There were 47,000 jobs lost among youth aged 15 to 24, bringing the youth unemployment rate up 1.3 percentage points to 14.1 per cent, which Statistics Canada notes is “closer to the recent high of 14.6 per cent reached in September 2025.“

Average hourly wages rose 3.9 per cent compared with a year earlier. However, Desjardins Group economist Royce Mendes warns that the increase appears driven by composition effects, as job losses were concentrated in lower-paid positions, “which mechanically pushes up the average wage reading.“

By sector, the largest declines were in services-producing industries (down 56,000 jobs; a minus 0.3 per cent drop from January), and goods-producing industries (down 28,000; a minus 0.7 per cent drop). Judge declares the job losses “widespread across industries.”

The downturn was felt most acutely in Quebec, where employment plunged by 57,000. This marks the province’s first significant employment decrease since early 2022 and pushed its unemployment rate up 0.7 percentage points to 5.9 per cent. British Columbia also saw a notable drop of 20,000 positions. Manitoba’s unemployment rate fell by 0.6 percentage points to 5.7 per cent, driven not by job gains but by people leaving the workforce.

That same, seemingly paradoxical outcome was seen nationally in January, when Canada lost 24,800 jobs but the unemployment rate improved from 6.8 to 6.5 per cent. That was due to a significant drop in the workforce — 119,000 people overall — as population growth slowed and the proportion of the working-age population actually working or seeking employment fell.

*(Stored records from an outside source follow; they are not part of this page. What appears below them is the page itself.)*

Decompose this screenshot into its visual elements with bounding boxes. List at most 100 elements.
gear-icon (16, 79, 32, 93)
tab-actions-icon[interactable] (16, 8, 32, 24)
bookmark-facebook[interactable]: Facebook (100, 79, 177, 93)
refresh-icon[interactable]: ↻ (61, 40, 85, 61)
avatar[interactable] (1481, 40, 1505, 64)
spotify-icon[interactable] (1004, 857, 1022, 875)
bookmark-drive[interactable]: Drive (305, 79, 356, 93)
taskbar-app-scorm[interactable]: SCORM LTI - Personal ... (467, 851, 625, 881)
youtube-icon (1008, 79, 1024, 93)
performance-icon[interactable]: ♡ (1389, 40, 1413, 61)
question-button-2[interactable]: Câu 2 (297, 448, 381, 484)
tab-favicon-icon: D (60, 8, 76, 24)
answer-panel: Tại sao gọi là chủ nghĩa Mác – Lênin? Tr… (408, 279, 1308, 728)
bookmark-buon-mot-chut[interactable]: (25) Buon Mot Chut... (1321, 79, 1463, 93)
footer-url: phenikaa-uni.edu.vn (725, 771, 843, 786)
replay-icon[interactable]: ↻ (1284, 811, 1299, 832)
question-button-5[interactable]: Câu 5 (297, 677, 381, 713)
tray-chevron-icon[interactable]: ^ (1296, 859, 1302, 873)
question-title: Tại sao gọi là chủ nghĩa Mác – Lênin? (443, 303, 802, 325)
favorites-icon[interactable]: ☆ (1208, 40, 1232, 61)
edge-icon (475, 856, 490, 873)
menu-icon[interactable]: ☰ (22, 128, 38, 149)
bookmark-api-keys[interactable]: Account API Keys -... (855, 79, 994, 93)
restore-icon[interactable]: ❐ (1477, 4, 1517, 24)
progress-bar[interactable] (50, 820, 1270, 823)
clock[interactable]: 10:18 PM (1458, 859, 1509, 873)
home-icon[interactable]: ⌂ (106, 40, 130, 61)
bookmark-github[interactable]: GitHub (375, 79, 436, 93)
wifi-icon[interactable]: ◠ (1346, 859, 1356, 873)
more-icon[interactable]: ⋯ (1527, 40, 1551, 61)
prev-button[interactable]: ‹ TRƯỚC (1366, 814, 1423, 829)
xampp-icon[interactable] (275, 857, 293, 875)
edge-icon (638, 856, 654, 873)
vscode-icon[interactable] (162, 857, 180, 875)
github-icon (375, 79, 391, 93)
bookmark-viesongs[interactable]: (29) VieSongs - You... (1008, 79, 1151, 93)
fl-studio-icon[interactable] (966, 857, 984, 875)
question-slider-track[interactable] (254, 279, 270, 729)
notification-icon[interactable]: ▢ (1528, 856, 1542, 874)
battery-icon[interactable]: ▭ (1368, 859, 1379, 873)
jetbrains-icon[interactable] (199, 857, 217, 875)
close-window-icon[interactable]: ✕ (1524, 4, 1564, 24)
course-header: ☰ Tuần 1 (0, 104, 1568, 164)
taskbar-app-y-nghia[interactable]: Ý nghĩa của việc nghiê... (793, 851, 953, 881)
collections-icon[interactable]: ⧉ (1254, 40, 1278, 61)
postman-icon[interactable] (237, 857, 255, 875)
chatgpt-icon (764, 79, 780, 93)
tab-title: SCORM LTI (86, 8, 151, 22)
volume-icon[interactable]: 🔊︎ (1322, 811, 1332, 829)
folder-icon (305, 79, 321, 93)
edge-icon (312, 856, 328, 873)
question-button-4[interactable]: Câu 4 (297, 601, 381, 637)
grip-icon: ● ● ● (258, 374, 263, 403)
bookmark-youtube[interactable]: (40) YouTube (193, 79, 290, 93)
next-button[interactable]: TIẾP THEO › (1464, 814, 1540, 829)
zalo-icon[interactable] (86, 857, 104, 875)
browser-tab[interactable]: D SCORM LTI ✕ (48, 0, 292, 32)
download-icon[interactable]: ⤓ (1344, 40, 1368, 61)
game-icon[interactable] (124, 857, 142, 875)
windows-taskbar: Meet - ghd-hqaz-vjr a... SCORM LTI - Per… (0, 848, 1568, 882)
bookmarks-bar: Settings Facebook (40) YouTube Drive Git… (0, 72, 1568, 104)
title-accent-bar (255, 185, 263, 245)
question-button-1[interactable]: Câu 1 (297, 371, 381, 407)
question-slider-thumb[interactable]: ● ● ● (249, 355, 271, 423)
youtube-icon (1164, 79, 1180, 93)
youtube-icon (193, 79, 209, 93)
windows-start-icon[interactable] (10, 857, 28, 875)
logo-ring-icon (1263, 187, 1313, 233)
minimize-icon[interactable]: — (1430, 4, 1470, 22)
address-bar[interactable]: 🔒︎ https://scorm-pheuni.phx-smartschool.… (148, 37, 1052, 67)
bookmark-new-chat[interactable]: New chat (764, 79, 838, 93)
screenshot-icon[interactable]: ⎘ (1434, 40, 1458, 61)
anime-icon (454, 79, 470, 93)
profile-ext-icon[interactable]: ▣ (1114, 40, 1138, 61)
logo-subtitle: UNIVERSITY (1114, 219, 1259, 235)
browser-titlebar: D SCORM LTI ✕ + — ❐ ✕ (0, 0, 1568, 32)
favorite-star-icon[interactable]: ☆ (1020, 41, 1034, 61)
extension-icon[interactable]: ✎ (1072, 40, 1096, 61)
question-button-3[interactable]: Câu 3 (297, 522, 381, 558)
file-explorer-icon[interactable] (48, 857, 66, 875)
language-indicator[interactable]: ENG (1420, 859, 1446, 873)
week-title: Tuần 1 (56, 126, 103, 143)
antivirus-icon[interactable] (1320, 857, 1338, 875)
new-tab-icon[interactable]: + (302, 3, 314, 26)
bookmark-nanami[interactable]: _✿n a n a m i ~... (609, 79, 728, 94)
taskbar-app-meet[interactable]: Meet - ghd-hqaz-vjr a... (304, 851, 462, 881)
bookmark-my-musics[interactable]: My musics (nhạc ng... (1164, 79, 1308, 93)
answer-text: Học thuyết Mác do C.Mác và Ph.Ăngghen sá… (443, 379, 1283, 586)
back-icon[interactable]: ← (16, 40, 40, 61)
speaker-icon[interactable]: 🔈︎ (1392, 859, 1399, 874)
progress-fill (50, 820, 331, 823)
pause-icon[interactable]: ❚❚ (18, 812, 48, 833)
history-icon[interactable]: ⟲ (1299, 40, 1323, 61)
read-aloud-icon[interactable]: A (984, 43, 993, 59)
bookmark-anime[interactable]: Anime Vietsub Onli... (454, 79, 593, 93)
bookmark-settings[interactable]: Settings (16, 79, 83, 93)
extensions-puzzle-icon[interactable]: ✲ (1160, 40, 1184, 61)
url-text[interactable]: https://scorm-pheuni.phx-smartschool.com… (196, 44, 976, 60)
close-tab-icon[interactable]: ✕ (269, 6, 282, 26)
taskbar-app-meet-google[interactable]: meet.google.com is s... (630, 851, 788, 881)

The report also highlights persistent disparities as the country marked International Women’s Day. While the gender wage gap has narrowed over the long term, women in Canada still earned an average of $0.88 for every dollar earned by men in February. Among core-aged workers, women were more than twice as likely to work part-time as men, with nearly one-quarter of those women citing childcare responsibilities as the primary reason.

Hiring in the months ahead will be further complicated by uncertainty around the war in Iran. That crisis, in addition to uncertainty around the future of the Canada–U.S.–Mexico Agreement, means “the economic environment is no longer stable, with many companies halting expansion plans, including hiring,” says Willson Cross, CEO of payroll solution startup Borderless AI.

“Companies are in a wait-and-see mode and will likely remain there until we get further clarification on how recent events will impact various industries,” he said.

Looking forward, “employment will be impacted by further layoff announcements, particularly in sectors hit by U.S. tariffs,” BMO economist Shelly Kaushik wrote in a recent note.

“Notably, public sector employment is also set to step down from elevated levels (as Ottawa attempts to trim department spending), although there will be some offsetting hiring in the coming months as StatCan conducts its 2026 Census.”